The moment framed in a photograph above was one of those rare sightings of Amby for me during my recent visit to our hometown. There was this one odd Amby waiting outside our home among other popular cars. The Omnis, the Altos and other creations of Maruti Udyog were lined up along with few mini buses and this solitary Amby. The vehicles were all for ferrying people to the local temple nearby for them to take part in the celebrations of the day. This event was connected to the fact that my grandfather turned a hundred years old during the year 2006. He was a founder of this temple in Katpadi and it was decided that a public event was to be held there to mark this occasion. There wasn’t any centenarian in our village except for him and there wasn’t another car from the classic pre-globalization era except for this Amby. And I guess it was a fitting tribute to their survival in the race against time that they undertook the journey to the temple together.
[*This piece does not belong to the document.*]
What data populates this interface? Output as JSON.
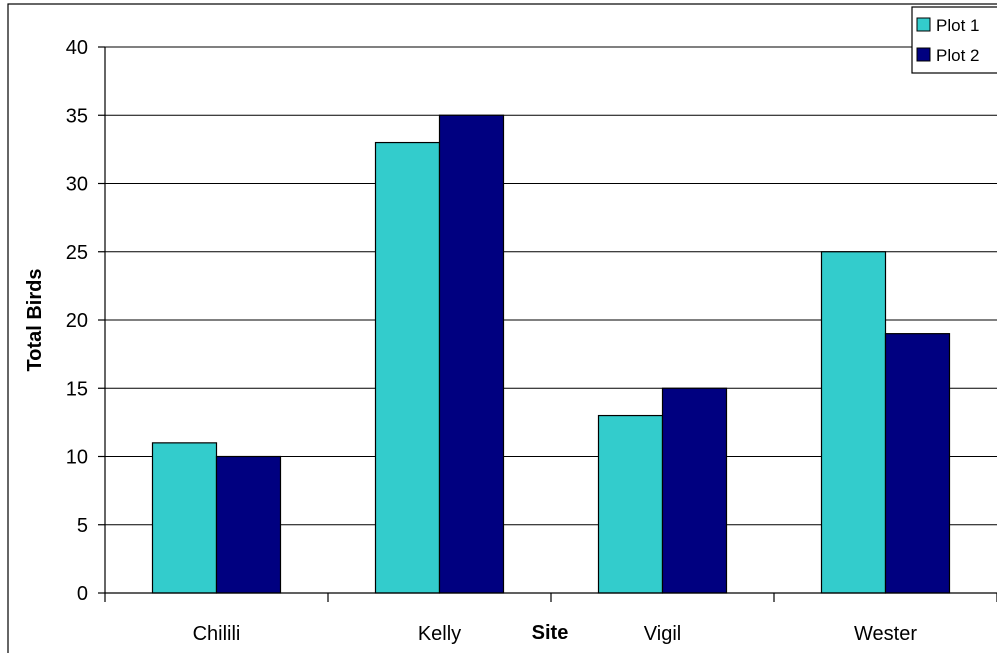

Realists may say that Amby is in the fag end of its life and will fade away soon. But who knows, they even said that video killed the radio star. But today, the radio is having its finest hour as predicted by the Late Freddie Mercury in ‘Radio Ga Ga’, one of the greatest hits by the rock band ‘Queen’. Maybe even our dear old Amby and its cousin ‘Premier Padmini‘ will have their renaissance someday too.